The security patch introduces limit readers for readers that consume data from external sources, as shown in the fix:
"chainguard.dev/apko/pkg/build"
"chainguard.dev/apko/pkg/build/types"
"chainguard.dev/apko/pkg/cpio"
+ "chainguard.dev/apko/pkg/options"
)
func buildCPIO() *cobra.Command {
Source: GitHub Commit Update
The patch adds the options package import which contains limit reader implementations to bound resource consumption when processing external data sources.
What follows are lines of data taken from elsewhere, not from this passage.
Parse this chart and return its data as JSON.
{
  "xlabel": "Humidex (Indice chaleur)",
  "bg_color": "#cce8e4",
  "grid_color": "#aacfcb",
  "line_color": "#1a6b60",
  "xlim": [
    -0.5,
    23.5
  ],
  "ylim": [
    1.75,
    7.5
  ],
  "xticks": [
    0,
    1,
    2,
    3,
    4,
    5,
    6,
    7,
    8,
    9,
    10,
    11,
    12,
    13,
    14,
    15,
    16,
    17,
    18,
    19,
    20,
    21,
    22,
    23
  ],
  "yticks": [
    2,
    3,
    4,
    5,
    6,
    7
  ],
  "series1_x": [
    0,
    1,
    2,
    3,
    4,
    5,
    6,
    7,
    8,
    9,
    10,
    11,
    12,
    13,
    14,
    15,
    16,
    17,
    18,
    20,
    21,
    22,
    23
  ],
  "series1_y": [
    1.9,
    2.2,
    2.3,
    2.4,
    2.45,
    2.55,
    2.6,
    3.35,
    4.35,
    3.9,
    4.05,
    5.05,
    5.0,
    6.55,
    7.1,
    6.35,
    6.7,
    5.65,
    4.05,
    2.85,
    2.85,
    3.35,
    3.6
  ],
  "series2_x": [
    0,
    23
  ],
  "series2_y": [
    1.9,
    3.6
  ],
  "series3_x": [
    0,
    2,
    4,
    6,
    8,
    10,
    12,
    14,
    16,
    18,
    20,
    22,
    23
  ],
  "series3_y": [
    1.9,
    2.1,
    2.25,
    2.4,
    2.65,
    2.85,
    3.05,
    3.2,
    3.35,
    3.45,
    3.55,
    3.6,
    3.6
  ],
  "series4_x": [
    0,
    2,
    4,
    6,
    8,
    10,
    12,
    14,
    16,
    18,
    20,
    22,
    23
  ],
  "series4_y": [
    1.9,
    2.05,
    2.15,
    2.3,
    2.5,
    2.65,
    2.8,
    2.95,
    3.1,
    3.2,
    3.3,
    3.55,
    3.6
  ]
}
Detection Methods for CVE-2026-25122
Indicators of Compromise
- Unusual CPU spikes during APK archive processing
- Process timeouts or unresponsive container build operations
- Memory pressure or OOM events in apko build pipelines
- Abnormally large or suspiciously structured APK files in build directories
Detection Strategies
- Monitor apko process CPU utilization for anomalous sustained high usage
- Implement file size and compression ratio checks on incoming APK archives
- Set up alerts for build pipeline timeouts that may indicate resource exhaustion attacks
- Review logs for repeated failed or stalled APK processing operations
Monitoring Recommendations
- Enable resource monitoring on systems running apko build operations
- Implement rate limiting and resource quotas for APK processing workloads
- Configure alerting thresholds for CPU and memory consumption in CI/CD pipelines
- Track and analyze APK file characteristics before processing in production environments
How to Mitigate CVE-2026-25122
Immediate Actions Required
- Upgrade apko to version 1.1.0 or later immediately
- Audit systems for vulnerable apko versions between 0.14.8 and 1.1.0
- Review container build pipelines that process untrusted APK sources
- Implement resource limits on apko processes until patching is complete
Patch Information
The vulnerability has been patched in apko version 1.1.0. The fix introduces limit readers for all readers that consume data from external sources, preventing unbounded resource consumption during gzip inflation. The patch is available via GitHub Commit 2be3903. Additional details are provided in the GitHub Security Advisory GHSA-6p9p-q6wh-9j89.
Workarounds
- Implement process-level resource limits (cgroups, ulimits) for apko operations
- Pre-validate APK archives for suspicious compression ratios before processing
- Use timeout wrappers around apko build commands to prevent indefinite hangs
- Isolate APK processing in resource-constrained containers or sandboxes
# Configuration example - Set resource limits for apko processes
# Using ulimit to restrict CPU time
ulimit -t 300 # Limit CPU time to 300 seconds
# Using cgroups v2 to limit resources
systemd-run --scope -p CPUQuota=50% -p MemoryMax=2G apko build config.yaml image.tar
Disclaimer: This content was generated using AI. While we strive for accuracy, please verify critical information with official sources.